Well, although we can theorise about the effect of the pandemic, TikTok and other recent phenomena, the answer may not be that we lost interest in dance pop, but rather that dance pop ceased to be interesting. As said earlier, many of dance pop’s main players either stopped making music or found a new main gig around 2020 (cough cough, Rihanna). Many of them had careers spanning 20 years, their fingers in makeup- or fashion-related pies, or an army of label-funded producers that leeched the desperation for stardom from their sound. It wasn’t so much that dance pop’s audience had dwindled; the interest of its creators had. What results from a genre in this position is a life-or-death dichotomy; either the genre fades into redundancy, or its dynasty is usurped by a new line.
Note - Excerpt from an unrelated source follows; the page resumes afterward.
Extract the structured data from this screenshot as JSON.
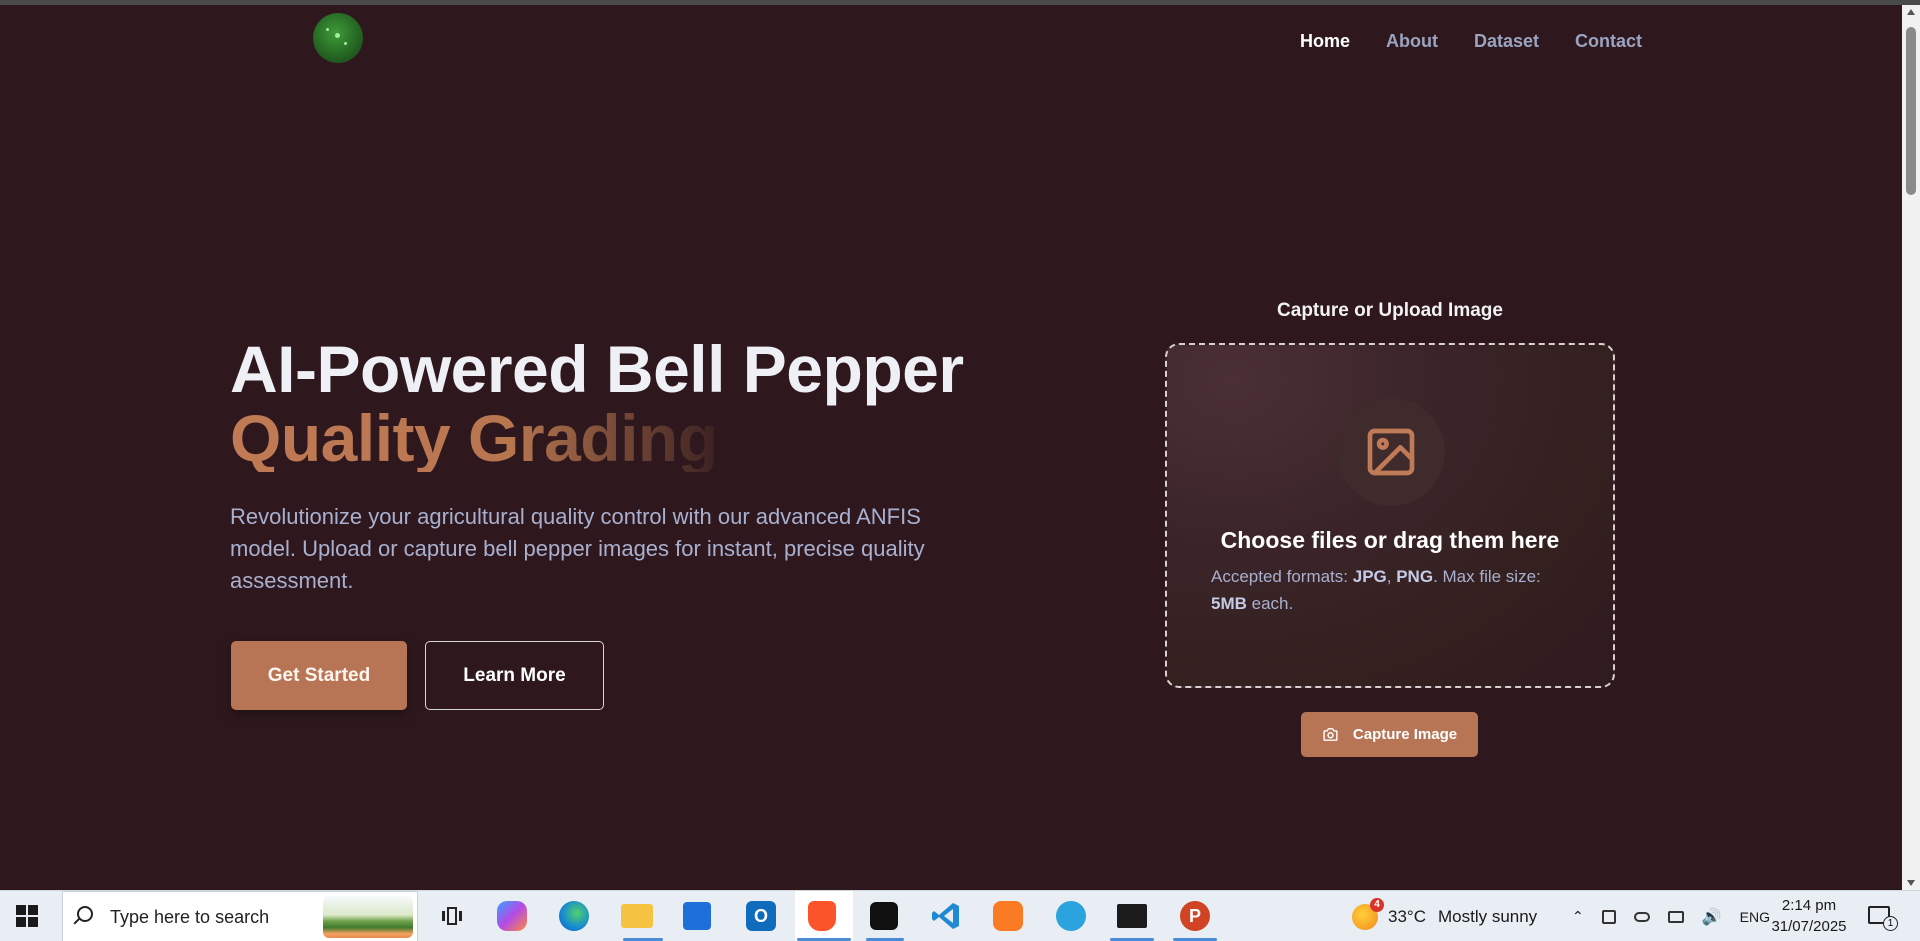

And here we are! Sabrina, Chappell, Charli and the rest have undeniably been the popular mainstays this summer, rather than the usual cabal of established musicians that pass the baton back and forth between themselves every June. Furthermore, in them we see underlined what appeals to an audience with an appetite for dance music: stylistic consistency, tongue-in-cheek lyricism, playful sexuality, and some level of conceit. This is not new! In many ways, this music is no more than a rehashing of the waves of shiny new popstars we saw at the start of the naughties, and again around 2009. But in conversation with albums like 143, Chromatica (2020), and Pink Friday 2 (2023), we see that what is done away with is the echoes of what is already on the charts, the fear to play it dangerous, the diluted nostalgia of a better portion of discography. Chappell has declared herself a drag queen, Charli has peeled back branding to its bare bones, Addison Rae is playing the part of a nymphomanic virgin. It all feels a little tacky, a little performed, somewhat saccharine. But pitted against the polished plastic, echo chamber attempts by older popstars to expand their legacy without risking destroying it, the people have made their choice.
Pop music hinges on extremity, bloodlust, and bad taste. And this is the ouroboros, because nothing backed by a 28 billion industry can remain bombastic and desperate for long before the greenware is clay-fired. 143 was bound to fall flat, because it exists only in conversation with itself, conversations in writer’s rooms full of business-minded safe choices, not in conversation with the currency of the culture. The currency of the culture being the risk of self-destruction. What is on the charts now is that which will be redundant tomorrow. Duly, I might say 143 had already secured its “spectacular flop” classification from Pitchfork the second the first mouth was opened at the concept meeting. As much as the pop industry machine still has us in the palm of its hand, the general public has grown an incipient distaste for the illusion of authenticity, preferring sardonic self-awareness, a window to the scaffolding behind the facade. Should other legacy popstars not respect this shift in the culture, they should expect similar disasters incoming.